Rescinded: This document has been formally rescinded by the Department and remains available on the web for historical purposes only.
United States Department Of Education
July 30, 1996
Dear College and University Counsel:
I am writing to reaffirm the Department of Education's position that, under the Constitution and Title VI of the Civil Rights Act of 1964, it is permissible in appropriate circumstances for colleges and universities to consider race in making admissions decisions and granting financial aid. They may do so to promote diversity of their student body, consistent with Justice Powell's landmark opinion in Regents of the University of California v. Bakke, 438 U.S. 265, 311-315 (1978). See also Wygant v.

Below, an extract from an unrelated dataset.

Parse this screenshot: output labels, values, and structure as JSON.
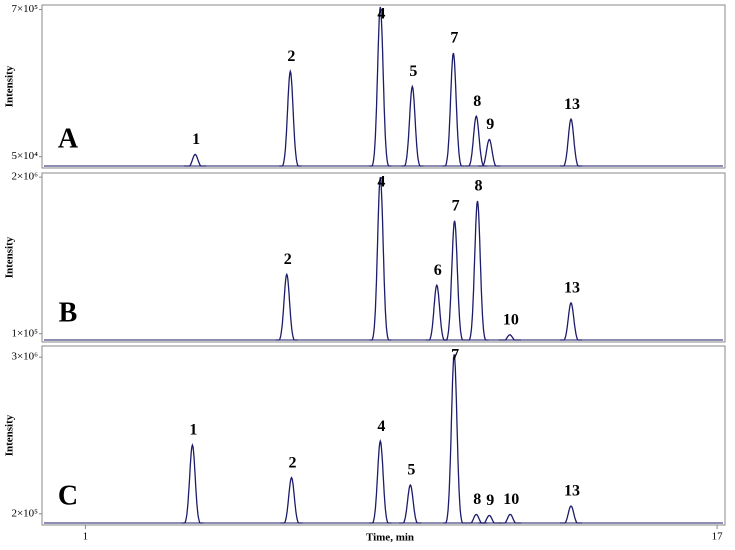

Jackson Bd. of Education, 476 U.S. 267, 286 (1986) (O'Connor, J., concurring). They also may de so to remedy the continuing affects of discrimination by the institution itself or within the state or local educational system as a whole.1
The Department's position is reflected in its published regulations and its guidances on the application of Bakke, race-targeted financial assistance, and desegregation of institutions of higher education.2 That position has not changed as a result of the Fifth Circuit's decision earlier this year in the Hopwood case or the Supreme Court's recent determination not to grant certiorari to review the Fifth Circuit's decision. Hopwood v. Texas, 78 F.3d 932 (5th Cir. 1996), cert. denied, Texas v. Hopwood, No. 95-1773 (July 1, 1996).

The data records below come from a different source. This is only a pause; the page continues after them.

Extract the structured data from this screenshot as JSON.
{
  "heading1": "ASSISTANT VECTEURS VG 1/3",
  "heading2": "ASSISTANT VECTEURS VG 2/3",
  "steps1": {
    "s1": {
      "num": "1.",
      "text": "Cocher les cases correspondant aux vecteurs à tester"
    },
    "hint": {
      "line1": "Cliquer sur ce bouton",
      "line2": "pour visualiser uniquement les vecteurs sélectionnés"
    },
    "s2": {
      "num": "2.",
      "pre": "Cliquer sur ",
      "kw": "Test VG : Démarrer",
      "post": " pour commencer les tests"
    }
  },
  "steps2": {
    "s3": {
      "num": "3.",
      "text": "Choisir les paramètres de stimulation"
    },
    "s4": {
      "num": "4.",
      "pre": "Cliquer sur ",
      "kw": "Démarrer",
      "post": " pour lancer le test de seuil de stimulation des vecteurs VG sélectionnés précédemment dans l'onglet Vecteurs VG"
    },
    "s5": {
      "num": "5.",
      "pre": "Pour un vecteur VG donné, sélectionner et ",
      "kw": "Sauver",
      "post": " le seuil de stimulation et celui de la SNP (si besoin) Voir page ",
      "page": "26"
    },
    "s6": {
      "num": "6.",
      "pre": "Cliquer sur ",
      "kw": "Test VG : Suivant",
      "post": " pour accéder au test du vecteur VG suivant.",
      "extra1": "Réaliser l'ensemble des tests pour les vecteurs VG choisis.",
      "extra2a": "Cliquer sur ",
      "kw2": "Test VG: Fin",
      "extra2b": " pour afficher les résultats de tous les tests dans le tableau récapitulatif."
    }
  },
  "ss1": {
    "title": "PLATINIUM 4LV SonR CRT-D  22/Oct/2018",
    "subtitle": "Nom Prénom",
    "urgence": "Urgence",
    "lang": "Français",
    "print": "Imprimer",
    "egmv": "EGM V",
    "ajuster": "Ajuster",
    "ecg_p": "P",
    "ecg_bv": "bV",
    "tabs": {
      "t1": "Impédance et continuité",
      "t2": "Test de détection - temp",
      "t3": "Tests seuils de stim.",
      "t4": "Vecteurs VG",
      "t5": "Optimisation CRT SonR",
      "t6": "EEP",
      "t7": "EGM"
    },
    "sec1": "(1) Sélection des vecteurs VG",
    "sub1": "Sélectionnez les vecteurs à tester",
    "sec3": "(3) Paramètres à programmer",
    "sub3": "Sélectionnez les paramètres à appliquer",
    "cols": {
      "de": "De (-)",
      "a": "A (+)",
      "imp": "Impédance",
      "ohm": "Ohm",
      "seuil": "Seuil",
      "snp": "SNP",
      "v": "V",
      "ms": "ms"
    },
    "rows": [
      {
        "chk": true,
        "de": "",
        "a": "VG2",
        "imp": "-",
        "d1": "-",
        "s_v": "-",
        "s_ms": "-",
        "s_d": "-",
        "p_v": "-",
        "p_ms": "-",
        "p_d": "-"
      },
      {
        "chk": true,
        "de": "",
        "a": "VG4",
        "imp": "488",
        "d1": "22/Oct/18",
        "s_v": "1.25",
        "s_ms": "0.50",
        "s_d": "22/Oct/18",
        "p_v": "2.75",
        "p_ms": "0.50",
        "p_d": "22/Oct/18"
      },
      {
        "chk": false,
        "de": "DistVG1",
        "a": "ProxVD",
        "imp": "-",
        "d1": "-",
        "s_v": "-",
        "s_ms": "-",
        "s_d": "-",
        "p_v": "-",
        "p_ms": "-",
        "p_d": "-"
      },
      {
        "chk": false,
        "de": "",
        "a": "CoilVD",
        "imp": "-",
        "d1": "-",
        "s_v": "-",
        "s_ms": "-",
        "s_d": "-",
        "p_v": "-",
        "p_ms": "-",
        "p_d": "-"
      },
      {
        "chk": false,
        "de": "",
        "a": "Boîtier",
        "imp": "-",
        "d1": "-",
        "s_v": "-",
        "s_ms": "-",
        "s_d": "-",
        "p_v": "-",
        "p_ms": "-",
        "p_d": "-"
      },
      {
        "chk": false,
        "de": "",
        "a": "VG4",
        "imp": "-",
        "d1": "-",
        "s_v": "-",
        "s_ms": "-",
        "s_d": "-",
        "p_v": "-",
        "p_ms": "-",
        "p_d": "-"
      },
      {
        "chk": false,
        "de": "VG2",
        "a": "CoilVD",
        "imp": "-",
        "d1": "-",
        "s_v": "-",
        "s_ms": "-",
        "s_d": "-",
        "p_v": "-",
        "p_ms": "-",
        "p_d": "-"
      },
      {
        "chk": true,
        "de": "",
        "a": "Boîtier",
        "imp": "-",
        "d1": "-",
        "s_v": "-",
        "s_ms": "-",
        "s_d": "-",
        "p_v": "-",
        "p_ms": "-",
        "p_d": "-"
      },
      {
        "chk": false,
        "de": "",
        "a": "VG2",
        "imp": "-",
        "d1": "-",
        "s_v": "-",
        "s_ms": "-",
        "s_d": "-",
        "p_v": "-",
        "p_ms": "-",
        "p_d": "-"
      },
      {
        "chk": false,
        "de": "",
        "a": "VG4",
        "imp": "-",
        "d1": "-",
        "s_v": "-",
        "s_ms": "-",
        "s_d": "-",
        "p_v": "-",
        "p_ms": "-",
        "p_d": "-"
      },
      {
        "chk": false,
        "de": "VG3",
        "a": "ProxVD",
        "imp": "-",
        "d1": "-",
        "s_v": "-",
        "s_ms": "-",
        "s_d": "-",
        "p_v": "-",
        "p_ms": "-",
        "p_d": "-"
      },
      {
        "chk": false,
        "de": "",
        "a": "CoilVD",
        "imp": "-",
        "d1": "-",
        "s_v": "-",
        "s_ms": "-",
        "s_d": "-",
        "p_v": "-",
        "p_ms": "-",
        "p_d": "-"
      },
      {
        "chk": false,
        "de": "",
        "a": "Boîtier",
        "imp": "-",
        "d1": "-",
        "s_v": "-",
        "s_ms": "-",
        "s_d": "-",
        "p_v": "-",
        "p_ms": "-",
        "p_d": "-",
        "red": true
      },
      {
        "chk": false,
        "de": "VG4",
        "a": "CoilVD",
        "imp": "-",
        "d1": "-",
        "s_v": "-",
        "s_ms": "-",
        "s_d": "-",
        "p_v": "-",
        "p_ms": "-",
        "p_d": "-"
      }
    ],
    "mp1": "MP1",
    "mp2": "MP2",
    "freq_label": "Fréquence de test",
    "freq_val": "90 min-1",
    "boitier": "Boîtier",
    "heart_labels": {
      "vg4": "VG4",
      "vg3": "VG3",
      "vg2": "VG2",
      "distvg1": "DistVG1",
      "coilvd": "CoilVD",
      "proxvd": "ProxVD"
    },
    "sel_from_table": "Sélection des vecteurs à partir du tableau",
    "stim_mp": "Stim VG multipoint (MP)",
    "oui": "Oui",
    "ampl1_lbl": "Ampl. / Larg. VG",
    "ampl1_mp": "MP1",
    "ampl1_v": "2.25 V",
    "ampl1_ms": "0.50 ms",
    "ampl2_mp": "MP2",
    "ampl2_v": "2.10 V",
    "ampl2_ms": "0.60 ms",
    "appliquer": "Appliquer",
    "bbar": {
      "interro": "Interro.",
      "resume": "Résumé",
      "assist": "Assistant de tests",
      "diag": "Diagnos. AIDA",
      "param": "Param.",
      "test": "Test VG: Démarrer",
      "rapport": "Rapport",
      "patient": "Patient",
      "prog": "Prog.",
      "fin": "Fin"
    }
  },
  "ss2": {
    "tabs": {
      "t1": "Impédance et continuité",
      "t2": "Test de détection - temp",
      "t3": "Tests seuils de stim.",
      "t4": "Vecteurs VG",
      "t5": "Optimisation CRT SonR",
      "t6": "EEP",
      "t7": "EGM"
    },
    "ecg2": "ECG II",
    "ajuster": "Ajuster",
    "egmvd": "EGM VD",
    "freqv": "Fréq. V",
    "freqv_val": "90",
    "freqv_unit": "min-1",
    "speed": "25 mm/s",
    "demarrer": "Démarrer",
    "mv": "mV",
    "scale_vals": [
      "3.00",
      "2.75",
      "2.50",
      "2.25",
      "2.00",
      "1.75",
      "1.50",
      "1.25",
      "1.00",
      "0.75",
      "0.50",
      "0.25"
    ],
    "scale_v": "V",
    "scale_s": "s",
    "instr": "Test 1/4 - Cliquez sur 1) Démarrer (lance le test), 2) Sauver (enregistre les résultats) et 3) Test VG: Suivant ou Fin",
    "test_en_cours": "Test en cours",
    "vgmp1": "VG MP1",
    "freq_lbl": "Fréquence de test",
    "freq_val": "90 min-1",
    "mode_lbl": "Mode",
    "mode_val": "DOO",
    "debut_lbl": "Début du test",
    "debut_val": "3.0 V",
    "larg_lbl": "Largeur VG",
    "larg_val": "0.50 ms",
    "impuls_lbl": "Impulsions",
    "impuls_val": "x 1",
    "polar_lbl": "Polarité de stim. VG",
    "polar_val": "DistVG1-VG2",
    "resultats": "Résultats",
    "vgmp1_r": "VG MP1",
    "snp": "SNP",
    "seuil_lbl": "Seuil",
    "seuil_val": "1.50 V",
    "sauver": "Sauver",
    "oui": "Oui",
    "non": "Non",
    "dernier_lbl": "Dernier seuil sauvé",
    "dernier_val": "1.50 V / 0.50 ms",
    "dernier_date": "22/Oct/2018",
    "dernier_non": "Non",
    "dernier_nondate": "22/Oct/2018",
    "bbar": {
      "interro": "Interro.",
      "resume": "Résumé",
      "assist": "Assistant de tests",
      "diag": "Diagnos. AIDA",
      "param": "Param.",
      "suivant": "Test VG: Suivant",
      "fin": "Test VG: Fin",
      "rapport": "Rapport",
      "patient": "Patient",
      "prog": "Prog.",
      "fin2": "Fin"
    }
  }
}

In denying certiorari, the supreme Court neither affirmed nor reversed the Fifth Circuit panel's decision in Hopwood, which took the position that the University of Texas Law School could not take race into account in admissions either to promote diversity or to remedy the effects of the State's formerly segregated system of public education, but could only seek to remedy the Law School's own discrimination. The denial of certiorari does not mean that the supreme Court departed from Justice Powell's opinion in Bakke that a college or university has a compelling interest in taking race into account in a properly devised admissions program to achieve a diverse student body. Nor does it mean that the Supreme Court accepts the Fifth Circuit's narrow view of the permissible remedial predicate justifying the consideration of race by institutions of higher education.
Consequently, the Department continues to believe that, outside of the Fifth Circuit, it is permissible for an, educational institution to consider race in a narrowly tailored manner in either its admissions program or its financial aid program in order to achieve a diverse student body or to remedy the effects of past discrimination in education systems. Within the Fifth circuit, the law Is unclear after the panel's decision in Hopwood.3 Given this uncertainty, the Department will await further proceedings in the case, which is now, on remand from the panel decision, or subsequent rulings in other cases before determining whether further guidance is necessary.
The Department Office of Civil Rights will continue to provide technical assistance to institutions in their efforts to develop programs that comply with Title VI of the civil Rights Act of 1964.
Judith A. Winston
1 City of Richmond v. J.A. Croson Co., 488 U.S. 469, 491-92 (1989); United States v. Fordice, 505 U.S. 717, 732 n.7 (1992).
2 34 CFR Part 100; Race-targeted Financial Aid Notice, 59 Federal Register 8756 (Feb. 23, 1994); Fordice Notice, 59 Federal Register 4271 (Jan. 31, 1994); Bakke Notice, 44 Federal Register 58509 (Oct. 10, 1979); Sept. 7, 1995 letter from Judith Winston, General Counsel, United States Department of Education, to College and University counsel regarding the Supreme Court's denial of certiorari in Podberesky v. Kirwin, 38 F.3d 147 (4th Cir. 1994) and its decision in Adarand Constructors v. Pena, 115 S. Ct 2097 (1995); Revised Criteria Specifying the Ingredients of Acceptable Plans to Desegregate State Systems of Public Higher Education, 43 Federal Register 6658 (Feb. 12, 1978).
3 See Texas v. Hopwood, No. 95-1773 (July 1 , 1996) (opinion of Ginsburg, J. joined by Souter, J.); Whittmer v. Howard A. Peters III, 1996 WL 363399, 2-3 (7th Cir. 1996); Hopwood v. State of Texas, 84 F.3d 720, 722-24 (5th Cir. 1996) (Politz, King, Wiener, Benavides, Stewart, Parker and Dennis, JJ., dissenting), 724-25 (Stewart, J., dissenting).